無論Conky Managerから直接Conkyテーマを書き換える事も可能です。
また選択・修正したConkyテーマは、自動起動shell・・conky-startup.shに対し反映されますが、conky startupの遅延時間もここから指定できます。デフォルトは20秒・・。

4.MS Office Online/Google Calendarを最新のpeppermint 10 iceで設定する

できれば、MXにデフォルトで、manjaroのようにMS Office Onlineが使えるようになっていると、筆者的には非常に嬉しいのですが、残念ながらこれはありません。

今回は、peppermint 10に搭載される最新のice 6.0.3を使用してMS Office onlineとgoogle calendarを設定していきます。使用ブラウザはgoogle chromeです。

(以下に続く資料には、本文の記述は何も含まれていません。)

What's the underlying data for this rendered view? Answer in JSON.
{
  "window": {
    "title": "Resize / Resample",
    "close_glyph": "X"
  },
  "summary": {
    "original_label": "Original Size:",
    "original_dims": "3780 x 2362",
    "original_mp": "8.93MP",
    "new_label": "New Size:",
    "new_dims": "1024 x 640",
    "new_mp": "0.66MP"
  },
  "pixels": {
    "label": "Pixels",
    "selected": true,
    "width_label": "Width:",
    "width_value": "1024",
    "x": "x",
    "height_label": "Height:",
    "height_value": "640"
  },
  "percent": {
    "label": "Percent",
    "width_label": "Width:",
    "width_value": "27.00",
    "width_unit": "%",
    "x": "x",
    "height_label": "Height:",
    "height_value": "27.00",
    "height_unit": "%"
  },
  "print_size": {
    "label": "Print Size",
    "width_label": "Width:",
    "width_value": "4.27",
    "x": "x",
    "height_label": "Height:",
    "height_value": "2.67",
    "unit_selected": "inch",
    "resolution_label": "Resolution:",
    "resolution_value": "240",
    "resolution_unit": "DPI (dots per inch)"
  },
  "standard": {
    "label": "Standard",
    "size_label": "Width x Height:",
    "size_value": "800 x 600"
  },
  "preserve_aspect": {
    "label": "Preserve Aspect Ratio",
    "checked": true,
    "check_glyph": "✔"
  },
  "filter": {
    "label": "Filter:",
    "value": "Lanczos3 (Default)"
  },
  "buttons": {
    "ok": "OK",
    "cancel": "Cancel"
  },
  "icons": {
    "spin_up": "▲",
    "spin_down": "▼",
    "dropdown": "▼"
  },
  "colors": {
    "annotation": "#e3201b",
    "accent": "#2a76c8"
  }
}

・peppermint 10 / ice 6.0.3の取得

最新のice ssb managerは6.0.3となっており、以前のバージョン5の取得アドレスとは異なります。

具体的には以下launchpadから取得できます。

https://launchpad.net/~peppermintos/+archive/ubuntu/p10-release/+files/ice_6.0.3_all.deb

上記アドレスからdebファイルが取得できますので、これをインストールします。
(Gdebiパッケージインストーラーはpre-installされていますので、ダウンロードと共にインストール可能です。)

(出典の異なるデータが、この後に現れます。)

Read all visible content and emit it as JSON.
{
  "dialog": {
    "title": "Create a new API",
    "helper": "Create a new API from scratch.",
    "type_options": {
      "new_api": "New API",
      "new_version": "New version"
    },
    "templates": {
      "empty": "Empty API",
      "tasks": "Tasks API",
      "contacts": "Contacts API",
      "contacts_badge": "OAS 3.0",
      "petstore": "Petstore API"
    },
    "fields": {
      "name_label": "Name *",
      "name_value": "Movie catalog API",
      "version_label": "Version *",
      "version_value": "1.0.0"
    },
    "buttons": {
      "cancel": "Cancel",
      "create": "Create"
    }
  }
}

・chromeのインストールと、ice ssb managerを使用したMS Office Online/google calendar定義

これは本ブログのLinux Mint 19.1 Xfce editionに関する投稿内容を参照ください。同じ内容で設定可能です。
https://www.linux-setting.tokyo/2018/12/linux-mint-191-tessa-xfce-editionlinux.html


設定が完了すれば、MS Office Online及び、google calendarがあたかもローカルアプリケーションのように操作・利用できます。

5.評価

軽快性:A+、機能性:A+、インストール・日本語化・基本設定の平易性:B-、安定性:A

といった所でしょうか。

機能性は極めて高いdebian baseとなります。故に、設定に関しては、平易性を追求している割に、煩雑かもしれません。

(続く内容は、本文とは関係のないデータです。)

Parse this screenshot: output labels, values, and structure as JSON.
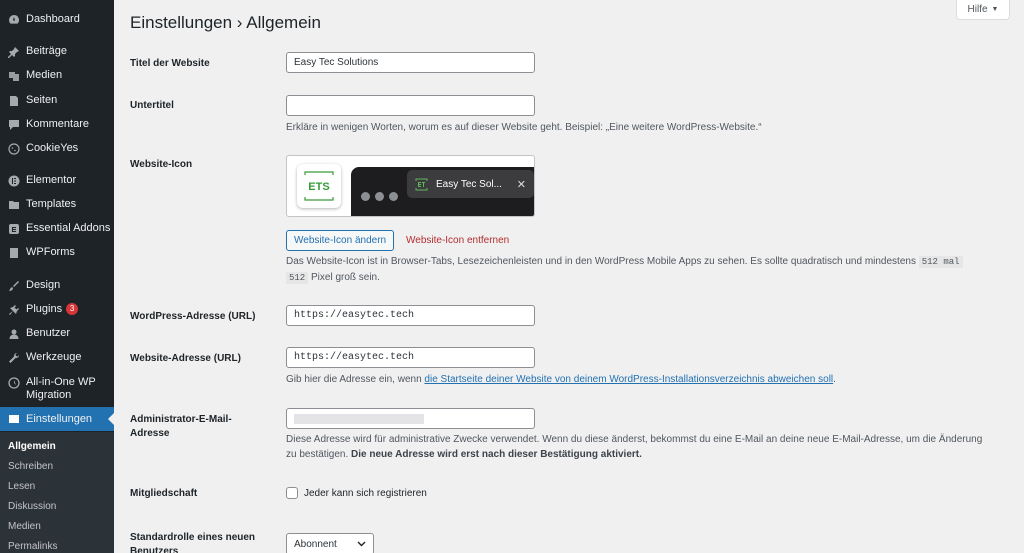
{
  "sidebar": {
    "items": [
      {
        "key": "dashboard",
        "label": "Dashboard",
        "icon": "dashboard-icon"
      },
      {
        "key": "posts",
        "label": "Beiträge",
        "icon": "pin-icon"
      },
      {
        "key": "media",
        "label": "Medien",
        "icon": "media-icon"
      },
      {
        "key": "pages",
        "label": "Seiten",
        "icon": "page-icon"
      },
      {
        "key": "comments",
        "label": "Kommentare",
        "icon": "comment-icon"
      },
      {
        "key": "cookieyes",
        "label": "CookieYes",
        "icon": "cookie-icon"
      },
      {
        "key": "elementor",
        "label": "Elementor",
        "icon": "elementor-icon"
      },
      {
        "key": "templates",
        "label": "Templates",
        "icon": "folder-icon"
      },
      {
        "key": "essential-addons",
        "label": "Essential Addons",
        "icon": "addons-icon"
      },
      {
        "key": "wpforms",
        "label": "WPForms",
        "icon": "forms-icon"
      },
      {
        "key": "design",
        "label": "Design",
        "icon": "brush-icon"
      },
      {
        "key": "plugins",
        "label": "Plugins",
        "icon": "plugin-icon",
        "badge": "3"
      },
      {
        "key": "users",
        "label": "Benutzer",
        "icon": "user-icon"
      },
      {
        "key": "tools",
        "label": "Werkzeuge",
        "icon": "wrench-icon"
      },
      {
        "key": "migration",
        "label": "All-in-One WP Migration",
        "icon": "migration-icon"
      },
      {
        "key": "settings",
        "label": "Einstellungen",
        "icon": "settings-icon"
      }
    ],
    "submenu": [
      {
        "label": "Allgemein",
        "current": true
      },
      {
        "label": "Schreiben"
      },
      {
        "label": "Lesen"
      },
      {
        "label": "Diskussion"
      },
      {
        "label": "Medien"
      },
      {
        "label": "Permalinks"
      }
    ],
    "badge_color": "#d63638",
    "active_color": "#2271b1"
  },
  "header": {
    "title": "Einstellungen › Allgemein",
    "help_label": "Hilfe"
  },
  "form": {
    "site_title": {
      "label": "Titel der Website",
      "value": "Easy Tec Solutions"
    },
    "tagline": {
      "label": "Untertitel",
      "value": "",
      "description": "Erkläre in wenigen Worten, worum es auf dieser Website geht. Beispiel: „Eine weitere WordPress-Website.“"
    },
    "site_icon": {
      "label": "Website-Icon",
      "logo_text": "ETS",
      "tab_title": "Easy Tec Sol...",
      "tab_close": "✕",
      "change_label": "Website-Icon ändern",
      "remove_label": "Website-Icon entfernen",
      "description_part1": "Das Website-Icon ist in Browser-Tabs, Lesezeichenleisten und in den WordPress Mobile Apps zu sehen. Es sollte quadratisch und mindestens",
      "description_code1": "512 mal",
      "description_code2": "512",
      "description_part2": "Pixel groß sein."
    },
    "wp_address": {
      "label": "WordPress-Adresse (URL)",
      "value": "https://easytec.tech"
    },
    "site_address": {
      "label": "Website-Adresse (URL)",
      "value": "https://easytec.tech",
      "description_before": "Gib hier die Adresse ein, wenn",
      "description_link": "die Startseite deiner Website von deinem WordPress-Installationsverzeichnis abweichen soll",
      "description_after": "."
    },
    "admin_email": {
      "label": "Administrator-E-Mail-Adresse",
      "description": "Diese Adresse wird für administrative Zwecke verwendet. Wenn du diese änderst, bekommst du eine E-Mail an deine neue E-Mail-Adresse, um die Änderung zu bestätigen.",
      "description_bold": "Die neue Adresse wird erst nach dieser Bestätigung aktiviert."
    },
    "membership": {
      "label": "Mitgliedschaft",
      "checkbox_label": "Jeder kann sich registrieren"
    },
    "default_role": {
      "label": "Standardrolle eines neuen Benutzers",
      "value": "Abonnent"
    }
  }
}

また、Xfce4/Debian stratch stableベースとしては、login直後の消費メモリーが500MBを切ってくる事から軽快性は優秀です。ubuntu 18.03ベースのpeppermint 10よりは若干重い程度ですが、大差ない軽快性を見せてくれます。

初心者向きとは言えませんが、ある程度Linux経験がある場合には極めておすすめのDebian baseとなります。筆者一押しの一本!。ただし、使う人を選びます。。